Of course, it’s not clear if Secretary Mnuchin and President Trump will go after these regulations specifically—although the administration’s track record to-date has suggested if the Obama Administration enacted it, they want to repeal it, regardless of its benefit to the American people. Steve Rosenthal, senior fellow at the Urban-Brookings Tax Policy Center, told TheStreet, “I think the ‘serial inverter’ regulations might be on the table. The serial inverter regulations ignored Allergan’s prior combinations with U.S. firms, to determine whether Allergan was a smaller foreign company being combined with a larger U.S. company, which would be bad, or was a larger or similar sized foreign company being combined with a U.S. company, which would be fine.”

The U.S. Chamber of Commerce filed a lawsuit in August regarding the Obama inversion rules, which are still in court.
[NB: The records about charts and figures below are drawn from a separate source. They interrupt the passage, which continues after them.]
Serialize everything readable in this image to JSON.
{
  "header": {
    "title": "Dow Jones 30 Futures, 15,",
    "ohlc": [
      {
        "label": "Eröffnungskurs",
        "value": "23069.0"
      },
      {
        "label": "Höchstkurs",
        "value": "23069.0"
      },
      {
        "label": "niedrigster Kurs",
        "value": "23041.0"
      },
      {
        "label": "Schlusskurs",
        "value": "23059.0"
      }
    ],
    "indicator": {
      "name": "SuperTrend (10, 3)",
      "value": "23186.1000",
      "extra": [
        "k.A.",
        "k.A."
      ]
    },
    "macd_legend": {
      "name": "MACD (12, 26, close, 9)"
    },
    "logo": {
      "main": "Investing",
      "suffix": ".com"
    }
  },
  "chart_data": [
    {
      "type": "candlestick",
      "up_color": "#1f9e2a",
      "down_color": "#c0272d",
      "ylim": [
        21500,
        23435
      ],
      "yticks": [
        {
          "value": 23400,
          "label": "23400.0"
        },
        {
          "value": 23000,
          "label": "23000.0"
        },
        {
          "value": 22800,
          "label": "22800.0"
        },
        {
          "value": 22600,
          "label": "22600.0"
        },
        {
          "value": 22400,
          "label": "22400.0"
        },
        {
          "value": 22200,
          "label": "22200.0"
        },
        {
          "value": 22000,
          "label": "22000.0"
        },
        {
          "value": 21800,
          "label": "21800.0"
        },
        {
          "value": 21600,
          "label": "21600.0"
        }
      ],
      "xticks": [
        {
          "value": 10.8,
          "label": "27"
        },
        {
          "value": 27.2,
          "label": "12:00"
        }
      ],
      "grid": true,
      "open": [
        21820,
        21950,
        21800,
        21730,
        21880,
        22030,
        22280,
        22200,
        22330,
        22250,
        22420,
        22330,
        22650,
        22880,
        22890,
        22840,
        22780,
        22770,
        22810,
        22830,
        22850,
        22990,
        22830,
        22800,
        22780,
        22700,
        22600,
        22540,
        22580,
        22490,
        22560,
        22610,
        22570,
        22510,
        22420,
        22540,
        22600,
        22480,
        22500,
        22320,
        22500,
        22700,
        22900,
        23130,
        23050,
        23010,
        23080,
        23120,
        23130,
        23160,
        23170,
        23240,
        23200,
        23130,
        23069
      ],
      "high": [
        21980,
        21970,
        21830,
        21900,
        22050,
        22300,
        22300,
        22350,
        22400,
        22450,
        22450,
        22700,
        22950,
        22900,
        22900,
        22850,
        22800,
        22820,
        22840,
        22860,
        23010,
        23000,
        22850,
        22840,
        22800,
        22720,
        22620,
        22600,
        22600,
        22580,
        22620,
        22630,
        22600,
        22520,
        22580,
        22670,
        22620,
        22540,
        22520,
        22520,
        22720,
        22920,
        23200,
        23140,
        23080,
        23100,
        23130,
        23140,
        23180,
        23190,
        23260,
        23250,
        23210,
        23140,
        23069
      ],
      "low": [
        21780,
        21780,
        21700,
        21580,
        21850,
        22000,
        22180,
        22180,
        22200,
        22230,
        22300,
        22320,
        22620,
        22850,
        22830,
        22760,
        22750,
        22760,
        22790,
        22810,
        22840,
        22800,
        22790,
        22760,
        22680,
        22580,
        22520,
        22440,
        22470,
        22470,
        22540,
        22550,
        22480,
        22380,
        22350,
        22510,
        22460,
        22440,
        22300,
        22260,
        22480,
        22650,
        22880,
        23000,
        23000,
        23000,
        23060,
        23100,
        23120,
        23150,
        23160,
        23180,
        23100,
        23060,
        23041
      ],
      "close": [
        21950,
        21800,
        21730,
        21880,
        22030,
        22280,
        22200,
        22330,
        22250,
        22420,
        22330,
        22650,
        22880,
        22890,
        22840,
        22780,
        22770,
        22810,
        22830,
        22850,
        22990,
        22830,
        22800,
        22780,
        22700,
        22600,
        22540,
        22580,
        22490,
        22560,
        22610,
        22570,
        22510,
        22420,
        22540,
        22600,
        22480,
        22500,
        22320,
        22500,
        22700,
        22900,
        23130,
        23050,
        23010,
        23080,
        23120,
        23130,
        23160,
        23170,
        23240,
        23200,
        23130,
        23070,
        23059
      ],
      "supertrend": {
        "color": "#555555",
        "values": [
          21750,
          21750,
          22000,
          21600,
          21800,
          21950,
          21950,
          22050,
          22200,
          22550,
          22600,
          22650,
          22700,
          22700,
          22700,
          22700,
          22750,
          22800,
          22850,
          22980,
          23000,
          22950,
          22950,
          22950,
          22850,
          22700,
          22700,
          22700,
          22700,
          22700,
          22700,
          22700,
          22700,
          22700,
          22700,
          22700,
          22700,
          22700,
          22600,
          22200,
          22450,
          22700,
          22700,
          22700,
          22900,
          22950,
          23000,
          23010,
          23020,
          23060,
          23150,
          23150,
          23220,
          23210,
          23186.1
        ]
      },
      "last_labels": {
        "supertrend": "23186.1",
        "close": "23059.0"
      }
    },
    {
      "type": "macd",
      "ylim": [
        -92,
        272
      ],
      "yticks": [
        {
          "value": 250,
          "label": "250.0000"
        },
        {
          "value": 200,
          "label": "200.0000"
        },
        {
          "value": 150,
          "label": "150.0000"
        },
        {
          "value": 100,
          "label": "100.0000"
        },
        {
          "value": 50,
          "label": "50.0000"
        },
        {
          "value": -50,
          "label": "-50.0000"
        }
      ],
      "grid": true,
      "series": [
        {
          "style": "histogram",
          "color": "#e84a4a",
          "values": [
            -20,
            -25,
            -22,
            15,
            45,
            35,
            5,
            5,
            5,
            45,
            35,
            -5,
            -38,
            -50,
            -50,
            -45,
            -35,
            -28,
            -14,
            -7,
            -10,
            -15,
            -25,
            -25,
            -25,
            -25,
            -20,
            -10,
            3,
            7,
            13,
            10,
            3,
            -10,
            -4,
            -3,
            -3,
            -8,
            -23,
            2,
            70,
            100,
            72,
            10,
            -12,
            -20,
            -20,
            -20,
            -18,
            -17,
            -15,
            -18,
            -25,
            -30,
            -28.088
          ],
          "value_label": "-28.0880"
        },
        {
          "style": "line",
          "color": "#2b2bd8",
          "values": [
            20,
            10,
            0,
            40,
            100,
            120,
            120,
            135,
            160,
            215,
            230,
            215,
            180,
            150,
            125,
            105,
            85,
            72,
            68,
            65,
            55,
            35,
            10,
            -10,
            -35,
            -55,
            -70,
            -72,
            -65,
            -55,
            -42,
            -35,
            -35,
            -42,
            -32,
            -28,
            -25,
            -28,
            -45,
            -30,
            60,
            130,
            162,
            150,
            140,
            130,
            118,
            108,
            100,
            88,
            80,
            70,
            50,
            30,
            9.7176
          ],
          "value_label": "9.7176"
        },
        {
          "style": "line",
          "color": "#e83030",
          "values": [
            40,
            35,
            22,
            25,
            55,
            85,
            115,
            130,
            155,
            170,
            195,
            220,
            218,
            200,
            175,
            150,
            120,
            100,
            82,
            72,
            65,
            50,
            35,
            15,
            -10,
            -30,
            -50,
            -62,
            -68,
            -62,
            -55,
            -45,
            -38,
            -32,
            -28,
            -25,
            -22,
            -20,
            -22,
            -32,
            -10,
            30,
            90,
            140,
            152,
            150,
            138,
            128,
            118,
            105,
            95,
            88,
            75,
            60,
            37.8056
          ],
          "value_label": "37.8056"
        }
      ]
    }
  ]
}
If Mnuchin and his staff go after the rules, that could preempt the court case.

One thing is likely—tax lawyers are going to be kept by. Steven Miller, former commissioner of the IRS and national director of tax at Alliantgroup, told TheStreet, “If I had a client who had been hit with an adverse position in financial regulations in 2016, I’d be putting my paper together to go on in. It could be a small cottage industry.”

Trump and Mnuchin may find this to be more difficult to accomplish than expected, however. Even though the Obama rules were considered by conservatives to be another example of Executive overreach, the reality is more complicated. Definitive changes to the U.S. tax code regarding tax inversions require an act of Congress. Democrats, in general, are opposed to the rollback of the Obama rules, but it’s not clear if the Republicans—despite paying lip service to it—are at all enthused about the idea of allowing large companies to leave the country with the primary goal of avoiding U.S. taxes.